Mine has a bulkhead on it

Those are just like the magnum, cut the line and put the things in wherever they suit your needs the best. Capiche?


----------



## jrman83 (Jul 9, 2010)

Glad you figured it out. It definitley isn't too much for your tank size, whether it is for your fish you'll need to watch for and adjust flow as you need to. Like I've said, I have the same on my 29g.


----------



## tinman (Nov 3, 2009)

So the advertised flow of 265 gph isn't really true or is it with out media ? 

I tested mine with 5 gallon bucket and it showed 180-190 gph


----------



## jrman83 (Jul 9, 2010)

Not sure. Never thought to do that.


----------



## aquaticsnerd (Jan 29, 2011)

tinman said:


> So the advertised flow of 265 gph isn't really true or is it with out media ?
> 
> I tested mine with 5 gallon bucket and it showed 180-190 gph


You'll find that the gph will vary. Once you have media inside of the filter, the gph will be much lower. 265gph is probably with barely any media installed.


----------



## tinman (Nov 3, 2009)

ummm ok

nah i dint particulrly but when primiing it i just let it run for a while in a 5 gallon bucket then thought id just see how much its outputting  


with 265 gph advertised i thought my tank is gonna be a mini whirlpool lol 
but i faced the spray bar holes to the galss and the flow is pleasent


----------



## tinman (Nov 3, 2009)

ummmm 

i dont know how much sound eheim canisters make but mine is definetly making a little more sound than yesterday. i shaked it a little to let the air trapped get out and there still is some humming noise.


----------



## saltydad (Jun 27, 2008)

I used a 2217 for years on a 75g fish-only salt tank. Loved it, and never noticed any sound problems. Of course, I had a 1/4 hp chiller running right next to the tank. *banana dance


----------



## tinman (Nov 3, 2009)

the sound is soo annoying ( not physically but for the price paid lol )) 

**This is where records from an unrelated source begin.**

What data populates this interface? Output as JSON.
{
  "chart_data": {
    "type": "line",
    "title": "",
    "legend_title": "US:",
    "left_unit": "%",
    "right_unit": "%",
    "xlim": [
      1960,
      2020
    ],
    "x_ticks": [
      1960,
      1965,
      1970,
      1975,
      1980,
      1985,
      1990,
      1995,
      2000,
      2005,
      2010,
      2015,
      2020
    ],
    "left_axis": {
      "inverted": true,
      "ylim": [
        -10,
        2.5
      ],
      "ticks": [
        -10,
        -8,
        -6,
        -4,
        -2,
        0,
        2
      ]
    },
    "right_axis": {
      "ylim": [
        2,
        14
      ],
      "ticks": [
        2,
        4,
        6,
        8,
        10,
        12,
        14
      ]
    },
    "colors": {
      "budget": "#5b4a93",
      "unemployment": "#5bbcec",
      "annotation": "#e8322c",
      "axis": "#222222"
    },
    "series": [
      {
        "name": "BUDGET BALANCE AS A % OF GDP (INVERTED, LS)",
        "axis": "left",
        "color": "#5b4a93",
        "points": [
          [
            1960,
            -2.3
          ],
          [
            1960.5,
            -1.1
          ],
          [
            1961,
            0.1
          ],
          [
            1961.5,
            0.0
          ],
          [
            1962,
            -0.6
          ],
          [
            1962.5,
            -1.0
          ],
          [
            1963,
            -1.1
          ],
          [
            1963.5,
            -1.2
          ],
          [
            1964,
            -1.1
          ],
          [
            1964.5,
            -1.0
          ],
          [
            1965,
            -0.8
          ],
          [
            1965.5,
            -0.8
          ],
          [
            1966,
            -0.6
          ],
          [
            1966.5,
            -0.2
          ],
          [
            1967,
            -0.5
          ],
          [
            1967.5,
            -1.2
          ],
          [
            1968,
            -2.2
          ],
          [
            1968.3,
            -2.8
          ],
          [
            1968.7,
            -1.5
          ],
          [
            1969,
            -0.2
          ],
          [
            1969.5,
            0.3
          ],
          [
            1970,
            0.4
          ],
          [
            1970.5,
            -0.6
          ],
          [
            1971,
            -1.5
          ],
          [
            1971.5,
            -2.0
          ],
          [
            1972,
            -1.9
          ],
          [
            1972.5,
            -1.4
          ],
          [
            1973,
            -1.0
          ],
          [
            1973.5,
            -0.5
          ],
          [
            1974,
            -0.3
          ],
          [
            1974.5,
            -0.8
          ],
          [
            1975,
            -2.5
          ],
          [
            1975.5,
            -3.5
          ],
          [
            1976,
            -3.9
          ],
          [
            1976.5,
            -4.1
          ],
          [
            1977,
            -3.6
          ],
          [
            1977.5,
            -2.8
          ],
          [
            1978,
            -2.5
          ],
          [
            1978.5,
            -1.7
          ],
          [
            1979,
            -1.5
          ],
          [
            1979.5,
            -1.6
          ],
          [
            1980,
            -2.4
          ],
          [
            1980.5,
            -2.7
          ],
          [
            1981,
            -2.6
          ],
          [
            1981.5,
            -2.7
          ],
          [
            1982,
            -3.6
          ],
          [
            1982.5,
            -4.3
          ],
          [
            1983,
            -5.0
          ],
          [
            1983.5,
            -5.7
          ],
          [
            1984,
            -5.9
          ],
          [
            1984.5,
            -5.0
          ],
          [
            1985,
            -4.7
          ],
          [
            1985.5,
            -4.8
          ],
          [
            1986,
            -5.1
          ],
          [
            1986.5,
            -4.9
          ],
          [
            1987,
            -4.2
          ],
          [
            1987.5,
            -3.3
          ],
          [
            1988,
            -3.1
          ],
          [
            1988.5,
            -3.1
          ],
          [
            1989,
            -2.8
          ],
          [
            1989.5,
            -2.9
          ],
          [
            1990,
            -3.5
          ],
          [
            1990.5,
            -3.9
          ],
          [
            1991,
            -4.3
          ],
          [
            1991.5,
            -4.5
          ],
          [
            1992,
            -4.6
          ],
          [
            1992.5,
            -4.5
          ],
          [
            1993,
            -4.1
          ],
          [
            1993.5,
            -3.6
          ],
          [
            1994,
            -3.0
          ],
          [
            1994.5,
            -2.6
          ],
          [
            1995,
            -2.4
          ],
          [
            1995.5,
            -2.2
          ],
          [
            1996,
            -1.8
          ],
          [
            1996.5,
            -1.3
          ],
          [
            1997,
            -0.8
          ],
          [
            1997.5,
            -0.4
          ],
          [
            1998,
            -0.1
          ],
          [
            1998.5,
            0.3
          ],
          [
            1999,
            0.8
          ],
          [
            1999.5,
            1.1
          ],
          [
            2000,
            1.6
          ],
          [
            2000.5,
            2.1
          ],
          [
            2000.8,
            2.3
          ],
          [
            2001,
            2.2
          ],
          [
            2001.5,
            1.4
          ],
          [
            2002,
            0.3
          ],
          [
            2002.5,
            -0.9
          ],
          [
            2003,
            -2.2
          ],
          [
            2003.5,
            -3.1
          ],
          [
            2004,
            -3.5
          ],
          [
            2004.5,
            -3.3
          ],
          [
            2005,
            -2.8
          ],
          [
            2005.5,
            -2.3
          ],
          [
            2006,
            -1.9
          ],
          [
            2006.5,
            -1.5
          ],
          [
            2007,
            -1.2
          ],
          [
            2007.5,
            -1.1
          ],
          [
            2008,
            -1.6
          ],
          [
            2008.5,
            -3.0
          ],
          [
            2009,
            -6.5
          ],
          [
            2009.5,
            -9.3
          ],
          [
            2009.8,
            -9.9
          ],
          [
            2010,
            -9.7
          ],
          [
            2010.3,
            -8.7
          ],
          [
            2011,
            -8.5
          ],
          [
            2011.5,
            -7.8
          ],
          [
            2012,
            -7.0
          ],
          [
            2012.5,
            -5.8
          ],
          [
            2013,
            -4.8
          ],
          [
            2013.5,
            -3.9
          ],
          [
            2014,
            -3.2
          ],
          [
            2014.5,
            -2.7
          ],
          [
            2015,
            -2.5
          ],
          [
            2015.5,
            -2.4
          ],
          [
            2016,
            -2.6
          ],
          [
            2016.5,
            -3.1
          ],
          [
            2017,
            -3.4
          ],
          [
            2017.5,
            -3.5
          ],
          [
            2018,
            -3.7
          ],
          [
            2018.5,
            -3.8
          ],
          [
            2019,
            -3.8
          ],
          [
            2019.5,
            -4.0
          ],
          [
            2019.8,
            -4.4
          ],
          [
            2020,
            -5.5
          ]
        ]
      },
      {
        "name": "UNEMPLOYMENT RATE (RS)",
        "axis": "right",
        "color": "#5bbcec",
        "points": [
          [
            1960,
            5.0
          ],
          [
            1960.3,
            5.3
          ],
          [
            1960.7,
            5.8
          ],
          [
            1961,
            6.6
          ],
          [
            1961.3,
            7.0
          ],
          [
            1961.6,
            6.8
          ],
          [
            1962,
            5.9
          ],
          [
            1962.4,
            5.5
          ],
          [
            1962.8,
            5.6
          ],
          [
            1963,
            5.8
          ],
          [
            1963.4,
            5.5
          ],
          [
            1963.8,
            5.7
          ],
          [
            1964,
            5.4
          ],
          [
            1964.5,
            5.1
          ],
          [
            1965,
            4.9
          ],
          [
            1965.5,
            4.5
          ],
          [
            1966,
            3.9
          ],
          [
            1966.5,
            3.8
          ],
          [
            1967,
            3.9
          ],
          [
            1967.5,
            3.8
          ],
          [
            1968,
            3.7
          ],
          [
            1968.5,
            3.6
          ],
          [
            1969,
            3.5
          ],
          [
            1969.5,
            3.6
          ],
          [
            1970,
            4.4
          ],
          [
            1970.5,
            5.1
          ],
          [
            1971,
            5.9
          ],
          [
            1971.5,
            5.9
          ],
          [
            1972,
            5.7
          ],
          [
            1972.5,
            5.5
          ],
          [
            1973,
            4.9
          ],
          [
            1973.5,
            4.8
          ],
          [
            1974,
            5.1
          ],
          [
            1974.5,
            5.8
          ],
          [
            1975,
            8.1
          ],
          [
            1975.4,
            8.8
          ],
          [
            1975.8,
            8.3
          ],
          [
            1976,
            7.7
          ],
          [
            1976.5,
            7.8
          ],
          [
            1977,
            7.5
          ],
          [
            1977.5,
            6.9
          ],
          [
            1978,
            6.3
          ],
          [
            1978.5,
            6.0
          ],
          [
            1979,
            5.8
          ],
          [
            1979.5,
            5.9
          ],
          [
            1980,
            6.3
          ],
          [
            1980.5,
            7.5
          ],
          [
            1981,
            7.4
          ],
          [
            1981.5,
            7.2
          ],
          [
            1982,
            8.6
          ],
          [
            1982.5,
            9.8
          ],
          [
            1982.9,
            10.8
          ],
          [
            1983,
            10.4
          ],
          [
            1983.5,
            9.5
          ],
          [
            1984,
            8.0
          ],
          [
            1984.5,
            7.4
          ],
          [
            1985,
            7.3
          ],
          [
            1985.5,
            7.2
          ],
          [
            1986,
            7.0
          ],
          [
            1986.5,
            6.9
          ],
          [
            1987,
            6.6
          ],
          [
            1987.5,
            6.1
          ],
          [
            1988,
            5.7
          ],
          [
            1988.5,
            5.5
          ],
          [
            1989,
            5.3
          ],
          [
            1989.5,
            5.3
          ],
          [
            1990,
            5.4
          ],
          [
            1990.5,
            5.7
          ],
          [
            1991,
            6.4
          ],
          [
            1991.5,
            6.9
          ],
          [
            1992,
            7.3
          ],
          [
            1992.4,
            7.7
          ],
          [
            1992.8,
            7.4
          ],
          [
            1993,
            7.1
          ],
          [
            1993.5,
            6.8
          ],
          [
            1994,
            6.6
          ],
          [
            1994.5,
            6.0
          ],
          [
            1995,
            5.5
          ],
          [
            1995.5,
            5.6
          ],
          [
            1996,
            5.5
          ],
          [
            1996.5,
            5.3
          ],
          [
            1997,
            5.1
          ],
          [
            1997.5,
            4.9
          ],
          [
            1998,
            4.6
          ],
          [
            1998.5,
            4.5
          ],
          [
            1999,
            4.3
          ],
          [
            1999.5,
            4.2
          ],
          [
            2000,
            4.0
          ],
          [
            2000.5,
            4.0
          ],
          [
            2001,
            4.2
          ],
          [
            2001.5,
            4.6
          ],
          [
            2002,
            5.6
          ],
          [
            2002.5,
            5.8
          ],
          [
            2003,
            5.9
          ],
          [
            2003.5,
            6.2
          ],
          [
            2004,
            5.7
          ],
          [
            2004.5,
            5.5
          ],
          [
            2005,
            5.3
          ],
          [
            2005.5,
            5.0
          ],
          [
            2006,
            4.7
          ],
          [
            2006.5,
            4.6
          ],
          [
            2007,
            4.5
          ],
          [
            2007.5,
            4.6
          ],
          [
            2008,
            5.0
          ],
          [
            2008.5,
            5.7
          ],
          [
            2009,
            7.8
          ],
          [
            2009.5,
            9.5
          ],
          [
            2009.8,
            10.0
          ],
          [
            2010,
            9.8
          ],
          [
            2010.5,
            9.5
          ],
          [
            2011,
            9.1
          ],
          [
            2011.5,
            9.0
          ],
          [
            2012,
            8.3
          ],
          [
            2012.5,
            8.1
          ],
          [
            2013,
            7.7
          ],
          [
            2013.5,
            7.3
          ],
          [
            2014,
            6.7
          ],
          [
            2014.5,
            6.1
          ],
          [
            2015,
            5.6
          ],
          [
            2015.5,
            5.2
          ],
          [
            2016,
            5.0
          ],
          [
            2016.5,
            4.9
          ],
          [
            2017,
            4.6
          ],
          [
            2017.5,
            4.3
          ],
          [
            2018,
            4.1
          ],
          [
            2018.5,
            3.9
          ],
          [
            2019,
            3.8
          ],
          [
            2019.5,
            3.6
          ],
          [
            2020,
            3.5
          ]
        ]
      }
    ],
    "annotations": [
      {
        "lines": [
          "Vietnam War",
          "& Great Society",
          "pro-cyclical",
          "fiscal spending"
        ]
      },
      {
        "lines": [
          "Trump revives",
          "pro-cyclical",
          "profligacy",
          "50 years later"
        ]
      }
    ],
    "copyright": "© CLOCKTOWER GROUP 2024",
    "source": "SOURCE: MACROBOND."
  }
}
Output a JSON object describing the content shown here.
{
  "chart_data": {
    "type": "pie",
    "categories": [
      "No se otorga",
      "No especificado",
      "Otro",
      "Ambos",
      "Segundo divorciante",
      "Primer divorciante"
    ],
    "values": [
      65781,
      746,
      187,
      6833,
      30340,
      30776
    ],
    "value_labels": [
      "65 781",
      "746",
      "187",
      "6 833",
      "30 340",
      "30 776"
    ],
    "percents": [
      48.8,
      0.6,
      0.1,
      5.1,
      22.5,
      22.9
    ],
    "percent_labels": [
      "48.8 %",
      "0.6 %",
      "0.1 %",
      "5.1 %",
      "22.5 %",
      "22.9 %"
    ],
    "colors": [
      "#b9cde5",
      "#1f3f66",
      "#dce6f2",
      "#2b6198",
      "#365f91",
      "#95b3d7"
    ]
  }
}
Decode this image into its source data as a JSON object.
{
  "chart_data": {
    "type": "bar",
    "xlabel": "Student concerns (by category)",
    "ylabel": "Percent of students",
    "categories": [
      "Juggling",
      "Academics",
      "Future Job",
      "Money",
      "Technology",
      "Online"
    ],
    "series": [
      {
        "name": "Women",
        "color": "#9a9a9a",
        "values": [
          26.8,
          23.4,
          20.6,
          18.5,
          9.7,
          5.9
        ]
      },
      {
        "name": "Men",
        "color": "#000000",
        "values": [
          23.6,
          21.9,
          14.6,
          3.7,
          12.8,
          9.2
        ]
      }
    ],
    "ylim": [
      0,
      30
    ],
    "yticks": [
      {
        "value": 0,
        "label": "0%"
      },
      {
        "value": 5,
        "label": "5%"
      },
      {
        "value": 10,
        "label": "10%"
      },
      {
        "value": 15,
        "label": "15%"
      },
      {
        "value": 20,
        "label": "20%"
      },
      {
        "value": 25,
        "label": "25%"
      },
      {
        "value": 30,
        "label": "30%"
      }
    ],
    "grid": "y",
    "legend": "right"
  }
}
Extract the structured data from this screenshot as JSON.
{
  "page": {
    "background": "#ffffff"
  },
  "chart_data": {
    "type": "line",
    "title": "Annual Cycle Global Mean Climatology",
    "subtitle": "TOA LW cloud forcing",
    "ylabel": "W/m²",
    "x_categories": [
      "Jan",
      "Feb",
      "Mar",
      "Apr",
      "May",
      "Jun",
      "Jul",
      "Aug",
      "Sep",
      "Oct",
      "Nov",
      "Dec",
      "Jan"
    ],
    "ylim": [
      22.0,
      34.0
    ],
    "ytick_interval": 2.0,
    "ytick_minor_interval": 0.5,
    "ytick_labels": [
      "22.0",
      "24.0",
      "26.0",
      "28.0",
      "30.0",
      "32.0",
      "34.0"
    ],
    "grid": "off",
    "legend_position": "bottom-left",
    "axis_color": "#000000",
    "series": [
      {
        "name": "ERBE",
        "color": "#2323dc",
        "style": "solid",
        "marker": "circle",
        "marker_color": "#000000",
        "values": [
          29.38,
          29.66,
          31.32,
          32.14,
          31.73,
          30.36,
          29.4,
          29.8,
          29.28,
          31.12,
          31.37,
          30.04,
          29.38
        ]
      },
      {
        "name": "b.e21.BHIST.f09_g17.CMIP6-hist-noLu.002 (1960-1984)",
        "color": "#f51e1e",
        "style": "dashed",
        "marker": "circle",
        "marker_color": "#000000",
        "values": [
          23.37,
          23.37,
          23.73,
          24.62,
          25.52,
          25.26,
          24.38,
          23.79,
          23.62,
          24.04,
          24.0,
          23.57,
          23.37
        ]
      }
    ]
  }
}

it makes as much soound as a refrigerator hum :| 

is this common with eheim 2217 ?


----------



## jrman83 (Jul 9, 2010)

I can't hear hardly anything from mine.


----------



## lefty31 (Jul 19, 2010)

I just set my Eheim 2217 up today. I just shook the canister every 10min or so until no more air purged from the canister. Now I can't hear it the least. My air pump though is getting a bit nerve racking......


----------



## majerah1 (Oct 29, 2010)

You can purge it to get the air out,or check to see if theres any debris in the impeller(dont know how to do those to eheims,I have a magnum and a rena....


----------



## lefty31 (Jul 19, 2010)

I don't see a "purge" type button or method on the classics. Read somewhere about shaking it to make the air surface. Worked for me and should for you =D


----------



## tinman (Nov 3, 2009)

i actually emptied it and did the priming correct way and shaked it a lot and got out all the bubbles 

but still i can hear a humming kinda sound from it 

like an airpump !!  

what should i do  its new so no debris can be at the impeller


----------



## jrman83 (Jul 9, 2010)

What is it sitting on? Try sitting something underneath it, like a folded towel to provide some cushion? Mine actually sits directly on the carpet with a tank set up in a corner. I have to touch it to see if it is running.


----------